When Voyager encounters a vast nebula that poses an extreme hazard to the crew's health, a plan emerges when they discover Seven of Nine is immune to the nebula's effects. The entire crew will be placed in stasis, with only Seven and The Doctor guiding the ship. But Seven is unaccustomed to such solitude, hard-pressed to keep up with the deterioration of the ship's systems, and may not actually be wholly immune to the effects of the nebula.
It's interesting that a writer would be in the director's chair for this episode, because to me this is a prime example of the writers of a show not realizing what the most interesting aspect of a story idea is. Here, there's a chance to really dig into what it's like for Seven of Nine to deal with isolation after life in a collective. That element is here, of course... but only centered near the very end of the episode, as she has the Doctor to interact with almost the entire time.
Seven's doubts and fears, as personified by hallucination of her own crew mates taunting her, feel like the real meat on the bones of this story. But most of the final acts are spent on her interactions with an alien (who turns out to be hallucinated too). Bryan Fuller, member of the writing staff, said in an interview that they were going for The Shining here. But the ominous threat of the alien seems a retread of the recent "Retrospect" episode, and the script seems more centered on the mystery of the alien than the psychology of Seven. I guess what it really is for me is: anyone would struggle with this level of isolation, and the episode doesn't get deeply enough into that, much less how hard that would be for Seven in particular.

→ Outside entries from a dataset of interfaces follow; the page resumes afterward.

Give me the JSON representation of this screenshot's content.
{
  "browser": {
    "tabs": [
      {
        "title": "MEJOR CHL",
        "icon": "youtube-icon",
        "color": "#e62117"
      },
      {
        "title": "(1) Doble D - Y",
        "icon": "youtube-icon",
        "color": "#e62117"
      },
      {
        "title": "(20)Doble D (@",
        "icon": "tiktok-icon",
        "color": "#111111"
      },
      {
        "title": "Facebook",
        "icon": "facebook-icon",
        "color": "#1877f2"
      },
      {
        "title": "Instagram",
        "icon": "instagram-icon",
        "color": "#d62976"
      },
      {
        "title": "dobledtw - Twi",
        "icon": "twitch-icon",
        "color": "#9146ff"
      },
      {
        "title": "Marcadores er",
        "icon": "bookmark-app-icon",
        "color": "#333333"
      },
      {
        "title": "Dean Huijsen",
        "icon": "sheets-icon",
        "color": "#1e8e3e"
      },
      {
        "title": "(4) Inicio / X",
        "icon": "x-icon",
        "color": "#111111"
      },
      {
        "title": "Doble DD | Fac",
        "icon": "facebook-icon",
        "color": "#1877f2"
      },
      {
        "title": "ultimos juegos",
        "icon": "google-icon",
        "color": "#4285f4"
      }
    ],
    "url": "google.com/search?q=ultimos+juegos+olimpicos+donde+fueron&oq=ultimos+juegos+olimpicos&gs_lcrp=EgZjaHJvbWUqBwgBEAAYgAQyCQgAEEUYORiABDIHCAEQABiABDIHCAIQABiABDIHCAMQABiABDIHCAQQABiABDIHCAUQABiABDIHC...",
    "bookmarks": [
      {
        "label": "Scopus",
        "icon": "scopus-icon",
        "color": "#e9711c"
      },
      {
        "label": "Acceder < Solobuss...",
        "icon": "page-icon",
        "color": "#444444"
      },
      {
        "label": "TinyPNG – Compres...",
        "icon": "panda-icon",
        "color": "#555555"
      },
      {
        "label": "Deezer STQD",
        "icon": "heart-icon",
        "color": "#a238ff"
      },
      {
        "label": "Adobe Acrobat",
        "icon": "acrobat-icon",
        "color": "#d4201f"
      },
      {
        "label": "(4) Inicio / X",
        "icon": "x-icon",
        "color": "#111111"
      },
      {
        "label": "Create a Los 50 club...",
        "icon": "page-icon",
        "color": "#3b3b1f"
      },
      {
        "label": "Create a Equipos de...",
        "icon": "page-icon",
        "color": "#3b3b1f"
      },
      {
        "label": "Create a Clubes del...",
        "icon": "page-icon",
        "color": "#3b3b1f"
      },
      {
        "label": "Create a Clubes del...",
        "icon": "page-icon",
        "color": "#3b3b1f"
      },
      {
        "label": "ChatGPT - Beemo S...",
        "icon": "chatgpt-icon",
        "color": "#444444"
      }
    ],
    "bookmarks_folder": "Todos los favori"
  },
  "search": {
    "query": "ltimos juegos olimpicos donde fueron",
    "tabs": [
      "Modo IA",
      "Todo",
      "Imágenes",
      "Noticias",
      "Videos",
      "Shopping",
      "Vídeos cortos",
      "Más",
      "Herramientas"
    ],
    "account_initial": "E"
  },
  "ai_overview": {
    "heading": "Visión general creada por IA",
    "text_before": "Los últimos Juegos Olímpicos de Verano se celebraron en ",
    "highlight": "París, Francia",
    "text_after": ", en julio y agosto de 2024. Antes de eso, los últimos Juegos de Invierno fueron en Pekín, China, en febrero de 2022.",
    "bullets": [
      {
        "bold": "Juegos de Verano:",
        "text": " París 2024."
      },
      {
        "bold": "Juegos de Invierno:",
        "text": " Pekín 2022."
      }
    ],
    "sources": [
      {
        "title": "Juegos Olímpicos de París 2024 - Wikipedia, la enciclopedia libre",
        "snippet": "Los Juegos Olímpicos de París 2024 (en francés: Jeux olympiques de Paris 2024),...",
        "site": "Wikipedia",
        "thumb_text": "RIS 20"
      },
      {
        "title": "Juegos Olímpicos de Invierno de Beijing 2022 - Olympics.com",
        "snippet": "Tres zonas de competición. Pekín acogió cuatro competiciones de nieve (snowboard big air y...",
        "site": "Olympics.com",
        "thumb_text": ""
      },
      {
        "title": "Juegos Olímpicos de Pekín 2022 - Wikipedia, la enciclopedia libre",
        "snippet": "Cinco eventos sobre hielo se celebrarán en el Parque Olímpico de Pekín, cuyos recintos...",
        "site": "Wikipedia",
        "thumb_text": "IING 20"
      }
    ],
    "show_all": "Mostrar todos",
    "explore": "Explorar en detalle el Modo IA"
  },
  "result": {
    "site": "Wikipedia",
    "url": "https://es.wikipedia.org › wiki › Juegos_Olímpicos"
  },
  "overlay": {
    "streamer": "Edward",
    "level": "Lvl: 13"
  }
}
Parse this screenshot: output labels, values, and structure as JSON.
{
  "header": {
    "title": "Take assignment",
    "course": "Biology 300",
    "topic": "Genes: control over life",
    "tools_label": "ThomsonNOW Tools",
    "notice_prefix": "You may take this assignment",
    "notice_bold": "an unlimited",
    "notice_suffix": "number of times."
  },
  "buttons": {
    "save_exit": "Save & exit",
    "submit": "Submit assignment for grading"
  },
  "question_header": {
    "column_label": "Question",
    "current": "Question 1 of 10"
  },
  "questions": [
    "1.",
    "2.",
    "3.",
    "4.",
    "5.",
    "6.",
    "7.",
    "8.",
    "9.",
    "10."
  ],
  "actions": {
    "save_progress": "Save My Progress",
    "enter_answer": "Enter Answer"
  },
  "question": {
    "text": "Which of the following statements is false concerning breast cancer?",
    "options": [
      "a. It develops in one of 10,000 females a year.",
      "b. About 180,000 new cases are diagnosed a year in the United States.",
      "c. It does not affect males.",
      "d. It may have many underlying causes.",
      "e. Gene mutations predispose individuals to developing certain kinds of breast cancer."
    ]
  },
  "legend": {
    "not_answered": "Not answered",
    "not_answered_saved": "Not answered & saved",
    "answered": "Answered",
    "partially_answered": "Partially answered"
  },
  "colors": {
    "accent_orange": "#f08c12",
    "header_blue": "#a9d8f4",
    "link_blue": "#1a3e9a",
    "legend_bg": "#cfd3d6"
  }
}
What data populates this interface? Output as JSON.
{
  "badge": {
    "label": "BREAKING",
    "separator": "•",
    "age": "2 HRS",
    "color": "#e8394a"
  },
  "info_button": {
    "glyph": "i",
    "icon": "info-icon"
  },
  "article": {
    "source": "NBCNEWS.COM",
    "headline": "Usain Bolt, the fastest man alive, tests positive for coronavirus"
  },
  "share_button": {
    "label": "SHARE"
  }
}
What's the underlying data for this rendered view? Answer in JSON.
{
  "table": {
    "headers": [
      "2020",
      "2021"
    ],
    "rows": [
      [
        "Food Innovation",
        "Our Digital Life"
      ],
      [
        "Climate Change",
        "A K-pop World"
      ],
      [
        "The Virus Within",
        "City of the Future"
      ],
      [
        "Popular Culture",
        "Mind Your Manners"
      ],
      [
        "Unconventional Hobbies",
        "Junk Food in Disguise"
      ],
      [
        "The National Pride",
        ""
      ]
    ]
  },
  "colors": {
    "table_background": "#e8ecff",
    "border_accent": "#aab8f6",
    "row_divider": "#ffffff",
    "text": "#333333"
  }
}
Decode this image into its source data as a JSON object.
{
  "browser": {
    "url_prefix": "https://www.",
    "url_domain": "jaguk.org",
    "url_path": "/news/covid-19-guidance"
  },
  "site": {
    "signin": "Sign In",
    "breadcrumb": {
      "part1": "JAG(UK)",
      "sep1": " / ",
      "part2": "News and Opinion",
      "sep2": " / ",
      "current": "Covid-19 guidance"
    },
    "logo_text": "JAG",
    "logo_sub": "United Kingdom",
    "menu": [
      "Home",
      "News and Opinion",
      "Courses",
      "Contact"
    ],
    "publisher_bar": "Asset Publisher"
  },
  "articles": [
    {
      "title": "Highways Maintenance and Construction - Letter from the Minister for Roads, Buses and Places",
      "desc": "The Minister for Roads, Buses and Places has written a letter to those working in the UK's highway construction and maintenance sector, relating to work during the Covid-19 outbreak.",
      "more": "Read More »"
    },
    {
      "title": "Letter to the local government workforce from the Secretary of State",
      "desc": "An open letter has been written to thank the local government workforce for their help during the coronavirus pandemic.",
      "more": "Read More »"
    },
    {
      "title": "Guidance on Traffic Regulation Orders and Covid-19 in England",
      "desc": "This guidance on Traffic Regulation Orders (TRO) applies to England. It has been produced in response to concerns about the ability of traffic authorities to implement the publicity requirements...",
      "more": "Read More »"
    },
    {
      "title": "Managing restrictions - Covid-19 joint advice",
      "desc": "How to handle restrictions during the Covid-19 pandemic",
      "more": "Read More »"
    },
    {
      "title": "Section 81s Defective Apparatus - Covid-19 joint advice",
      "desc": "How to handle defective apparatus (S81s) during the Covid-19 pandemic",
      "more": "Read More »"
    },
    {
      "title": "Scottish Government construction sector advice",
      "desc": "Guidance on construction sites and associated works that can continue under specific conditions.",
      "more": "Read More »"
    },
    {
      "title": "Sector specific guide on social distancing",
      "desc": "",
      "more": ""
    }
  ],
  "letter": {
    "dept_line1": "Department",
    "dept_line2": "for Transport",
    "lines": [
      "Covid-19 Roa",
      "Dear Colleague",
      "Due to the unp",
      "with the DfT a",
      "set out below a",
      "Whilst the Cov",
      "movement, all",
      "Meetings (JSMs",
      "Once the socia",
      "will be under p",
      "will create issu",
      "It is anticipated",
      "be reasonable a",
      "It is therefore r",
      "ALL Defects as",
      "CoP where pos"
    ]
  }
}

But it's not like the episode is way off the mark. While Seven's isolation is undercut by the Doctor's presence, the fact remains that the Doctor and Seven make a good pairing. It plays to the Doctor's self-inflated ego that he thinks he's "mastered" social interaction enough to "teach" Seven. This makes for a great opening scene in which Seven bulldozes through a simulated conversation as though seeking the end of a quest. (Though if the holodeck can be used to simulate the crew for social interactions, why doesn't Seven do that to cope with isolation in the rest of the episode?) It also works for the rapport between the Doctor and Seven to fracture over time; they're cordial, but Seven isn't really "friendly" with anyone, and that's fun to explore. (Janeway even goes so far as to call her "insolent," though she softens it by saying "she wants to do well by us.")
Jeri Ryan anchors the episode well. She's in nearly every scene of the episode, and her arc of emotional decline is charted well over the hour. Her rapport with Robert Picardo as the Doctor is fun, as usual. And the rest of the cast seems to have a lot of fun playing the sinister, mocking versions of their characters as Seven imagines them. (I can believe that an entire "Collective" of mocking voices is what Seven would imagine.)
Other observations:
- Star Trek II: The Wrath of Khan looms so large in Star Trek that it works to just call a nebula "Mutara class."
- It's interesting that the crew finds a month of stasis so unthinkable, when sleeper ships used to be the way people got around the galaxy. (Heck, you vaguely alluded to Khan in this very episode.)
- Nothing about Paris' claustrophobia in this episode makes sense to me. We've seen him wear a spacesuit before several times with no talk of this condition. And how is it possible to wake oneself out of stasis and leave the pod?
- It's a good use of the seldom-mentioned biological components in
Voyager to have the ship, in its own way, fall prey to the same disease as the crew.
I'd say overall that "One" is a good enough episode; I'd give it a B. But I feel like a more serious exploration of the psychology here, minimizing the mystery, could have made for a great episode.